I think old age has set in. Rejections are a part of submitting works to strangers and for decades I've lived with them, but the fact that I'm 75 going on death must be putting a hitch in my normally smooth get-a-long. BUT...here's the Ups in Upsndowns. Withing minutes—MINUTES—of firing off two ill-considered emails to the Columbian, I got an email response from a senior publication expressing interest in my query about doing some writing for them. They wanted my blog address (this one) and a writing sample. I attached my humorous essay aimed at seniors, called "Exercise and Cabbage Heads". For all I know he's reading this entry right now.

Ups and Downs, everyone!

Wednesday, April 24, 2013

REJECTION, SUBMISSION...AN OLD FAMILIAR SONG

Yesterday, agent Molly Jaffa replied to my query email for my novel, Angie's Choice.
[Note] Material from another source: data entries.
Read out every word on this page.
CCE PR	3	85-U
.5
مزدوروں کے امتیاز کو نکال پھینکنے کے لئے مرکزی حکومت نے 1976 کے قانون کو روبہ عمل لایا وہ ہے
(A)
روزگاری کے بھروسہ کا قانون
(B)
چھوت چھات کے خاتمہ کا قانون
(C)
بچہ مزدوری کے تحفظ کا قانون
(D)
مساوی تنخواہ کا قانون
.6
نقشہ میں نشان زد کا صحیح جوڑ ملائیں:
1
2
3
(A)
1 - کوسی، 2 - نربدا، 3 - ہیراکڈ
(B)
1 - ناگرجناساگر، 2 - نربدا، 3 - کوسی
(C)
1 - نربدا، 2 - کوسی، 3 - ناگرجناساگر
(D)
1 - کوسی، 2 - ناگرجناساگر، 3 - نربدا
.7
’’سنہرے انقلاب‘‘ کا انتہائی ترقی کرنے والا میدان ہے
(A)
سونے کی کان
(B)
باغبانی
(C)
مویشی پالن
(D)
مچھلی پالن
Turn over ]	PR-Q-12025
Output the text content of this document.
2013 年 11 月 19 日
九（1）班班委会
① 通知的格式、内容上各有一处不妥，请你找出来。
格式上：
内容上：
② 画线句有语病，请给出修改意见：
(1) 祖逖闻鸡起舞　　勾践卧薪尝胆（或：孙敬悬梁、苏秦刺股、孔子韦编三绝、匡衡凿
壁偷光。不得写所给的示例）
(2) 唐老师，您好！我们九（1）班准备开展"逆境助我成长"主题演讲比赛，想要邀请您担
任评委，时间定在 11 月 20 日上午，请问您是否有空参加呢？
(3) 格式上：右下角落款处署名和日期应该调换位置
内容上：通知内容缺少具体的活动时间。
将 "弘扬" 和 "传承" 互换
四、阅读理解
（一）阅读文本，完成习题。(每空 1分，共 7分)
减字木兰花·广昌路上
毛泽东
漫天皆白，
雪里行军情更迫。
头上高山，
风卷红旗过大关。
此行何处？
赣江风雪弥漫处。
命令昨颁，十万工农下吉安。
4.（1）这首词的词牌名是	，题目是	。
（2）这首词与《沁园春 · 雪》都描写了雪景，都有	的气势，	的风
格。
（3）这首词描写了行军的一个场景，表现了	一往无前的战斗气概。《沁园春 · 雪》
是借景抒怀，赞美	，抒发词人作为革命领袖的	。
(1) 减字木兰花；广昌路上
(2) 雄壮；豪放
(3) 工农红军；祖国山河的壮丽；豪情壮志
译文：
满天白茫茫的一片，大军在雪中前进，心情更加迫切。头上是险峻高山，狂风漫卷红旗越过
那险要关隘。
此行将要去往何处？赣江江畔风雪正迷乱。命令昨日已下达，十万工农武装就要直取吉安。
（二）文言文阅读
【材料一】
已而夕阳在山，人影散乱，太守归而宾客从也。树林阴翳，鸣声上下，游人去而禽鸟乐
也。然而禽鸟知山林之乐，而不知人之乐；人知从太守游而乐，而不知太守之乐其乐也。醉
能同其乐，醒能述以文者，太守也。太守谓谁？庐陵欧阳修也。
She parried my query with an amicable and brief rejection email thrust.

Dear Mr. Thomas,

Thank you for thinking of me for this. Though I truly appreciate the chance to consider your work, I don't quite feel that I've connected with your material enough to be the best possible agent for it. Please know that this business is highly subjective, and that what doesn't work for one agent may work perfectly for another. I wish you the best of luck as you move forward with your writing career.

Best,

Molly Jaffa
Folio Literary Management


Photo from Writer's Digest article.

So much for my thinking I sensed a like mind for that novel. The lonely business of spreading one's queries over the shrinking field of literary agents continues. Will one bloom every appear in that poisoned field again? Despair is never far away when one embarks on the nearly hopeless task of seeking an agent.
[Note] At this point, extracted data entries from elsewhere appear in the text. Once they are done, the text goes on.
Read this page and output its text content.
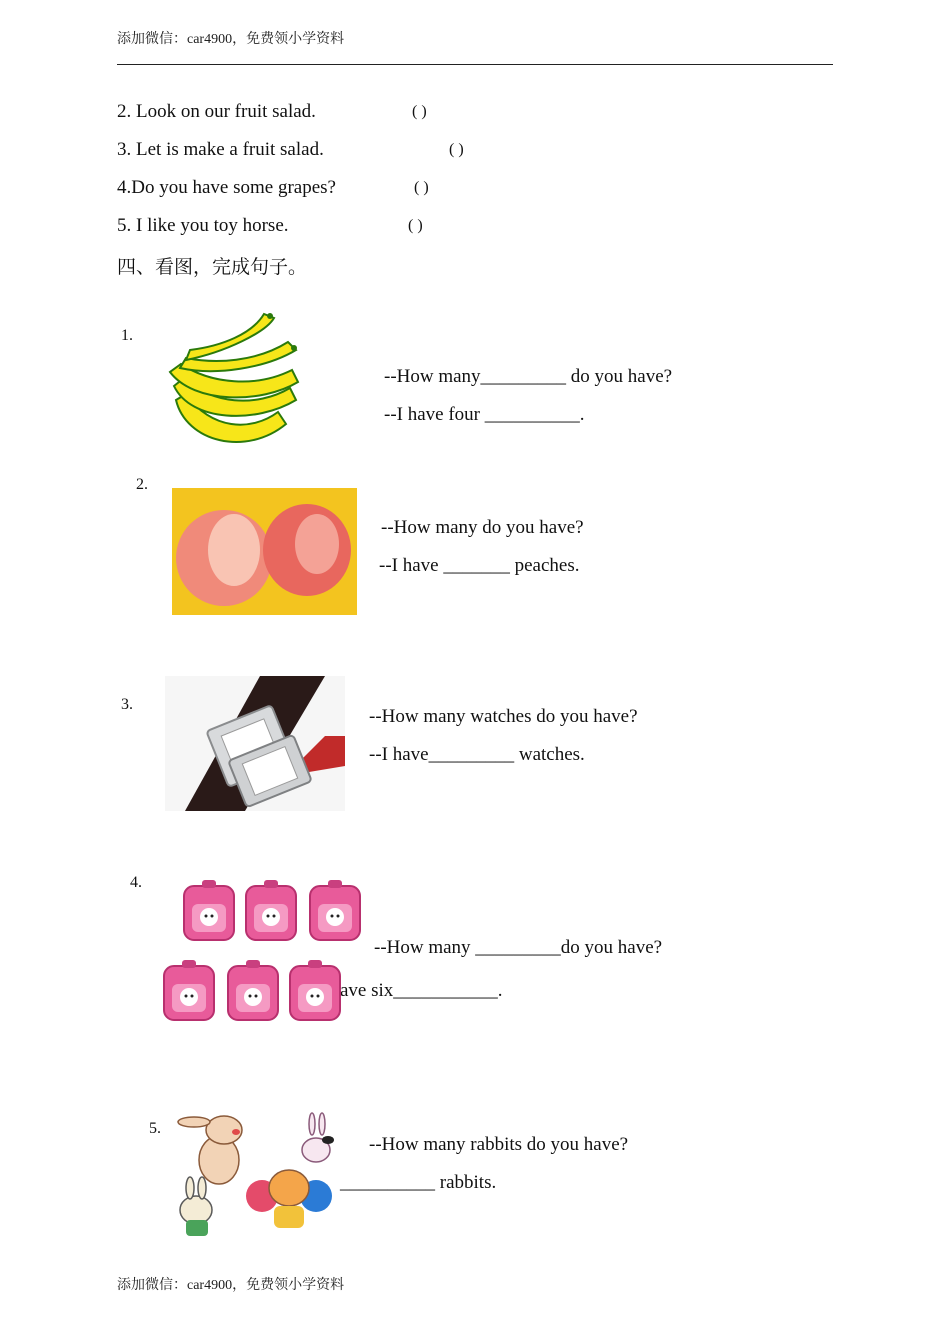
添加微信：car4900，免费领小学资料
2. Look on our fruit salad.	( )
3. Let is make a fruit salad.	( )
4.Do you have some grapes?	( )
5. I like you toy horse.	( )
四、看图，完成句子。
1.
--How many_________ do you have?
--I have four __________.
2.
--How many do you have?
--I have _______ peaches.
3.
--How many watches do you have?
--I have_________ watches.
4.
--How many _________do you have?
ave six___________.
5.
--How many rabbits do you have?
__________ rabbits.
添加微信：car4900，免费领小学资料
My sights are now zeroed in on Mr. Paul Lucas with Janklow and Nesbit Associates, another young face in an old agency. So many agents are young faces nowadays. Endless photos of unwrinkled, unworried faces. Does this mean that agencies are hiring younger agents to tell them what's what when it comes to younger readers? That would be the smart thing to do...a changing of the guard...which makes this old, weak in the haunches, 75 year old's task appear even harder. However, Mr. Lucas has got a nice, intelligent face, doesn't he, and good luck to him.

Meanwhile, I continue the rewrite for my novel, Delinquent Lives, with input from the meet up group Write To Publish, and I'm hoping to see one or two poems appear in a local anthology. More on that later.